9. The automatic inspection method for offshore wind turbine blades based on multi-airport collaboration using unmanned aerial vehicles (UAVs) according to claim 1, characterized in that, The method for flight path planning of drone formations is as follows: The takeoff point of each drone, the wind turbine blade inspection target points assigned to the drone, and the preset return point after the mission are all mapped to the same flight coordinate system to form an operational space network that includes all inspection and flight key nodes. All areas within the operational airspace that need to be avoided are defined as no-fly zones, and in the flight coordinate system, no-fly zones are modeled as impassable areas with spatial boundaries; Based on this, for each drone, a path search algorithm is used to calculate the shortest feasible flight path from the takeoff point to the first inspection target point under the condition of satisfying the no-fly zone constraint; Then, based on the principle of spatial proximity, the next target point closest to the current point is selected from the target points that the drone has not yet inspected, and the path search algorithm is called again to plan the shortest feasible transfer path to the target point; By iterating in the above manner, the inspection target points assigned to the same drone are sequentially connected to form a flight path.
10. An automatic inspection system for offshore wind turbine blades based on multi-airport collaboration using unmanned aerial vehicles (UAVs), applied to the automatic inspection method for offshore wind turbine blades based on multi-airport collaboration using UAVs as described in claim 1, characterized in that... include: The operation status monitoring module is used to analyze the status perception dataset of offshore wind turbine blades to obtain power assessment index, speed assessment index, vibration intensity assessment index and wind speed influence value, and to perform comprehensive calculation to obtain health value. Based on the health value, it is determined whether it is an abnormal state. The drone matching module is used to perform spatial clustering analysis on offshore wind turbine blades identified as being in an abnormal state. Based on the geographical location information of the offshore wind turbine blades, it constructs inspection groups and then creates drone formations for these groups. The method for constructing the drone formations is as follows: The scale of the inspection team's tasks is quantitatively assessed to obtain the theoretical total inspection time.

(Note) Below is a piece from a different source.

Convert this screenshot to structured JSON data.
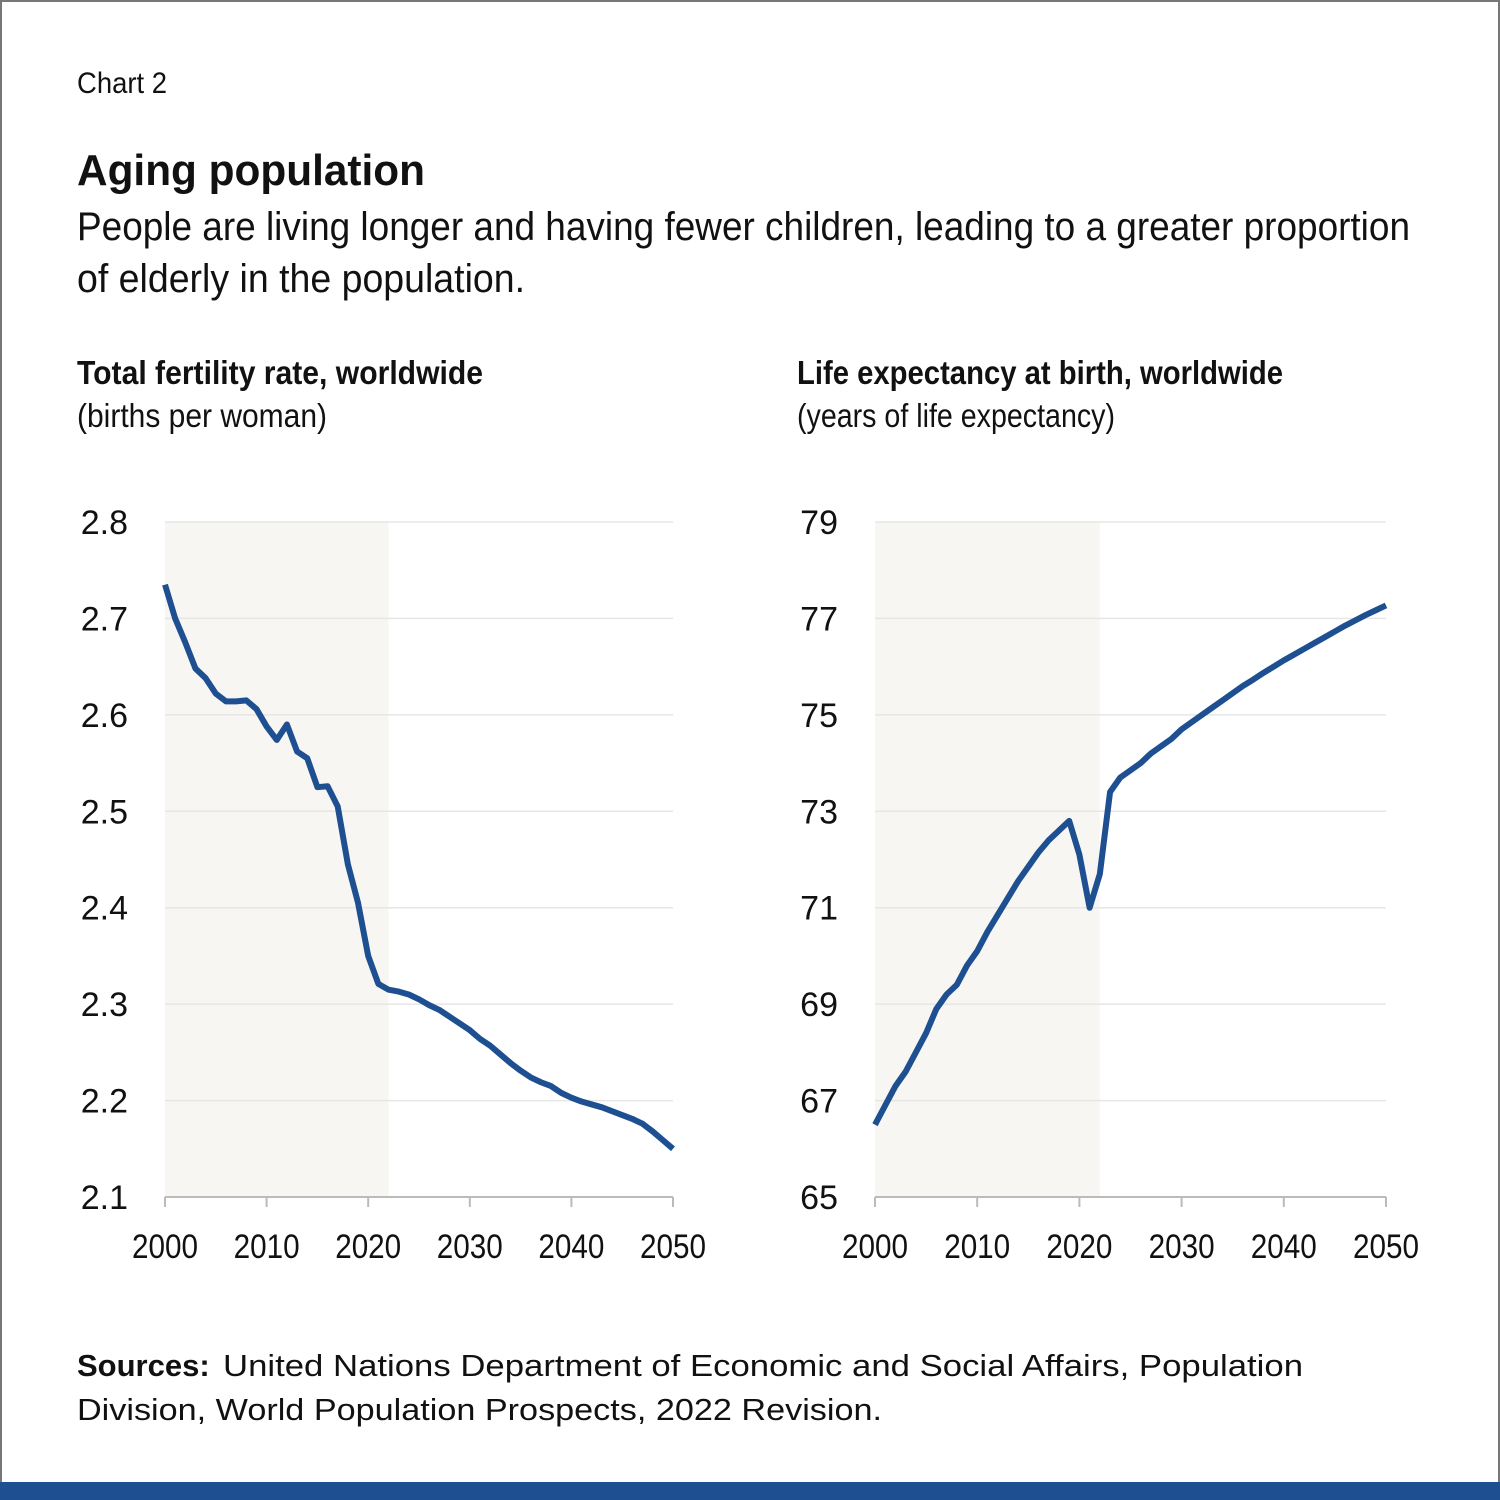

Based on the theoretical total inspection time, the maximum sustainable flight time of a single drone, and the safety margin, the required number of drones is determined. Simultaneously, the optimal drones are selected based on the comprehensive suitability value to construct a drone swarm. The path planning module is used to plan the flight paths of drone formations based on the shortest path principle and in conjunction with no-fly zone constraints.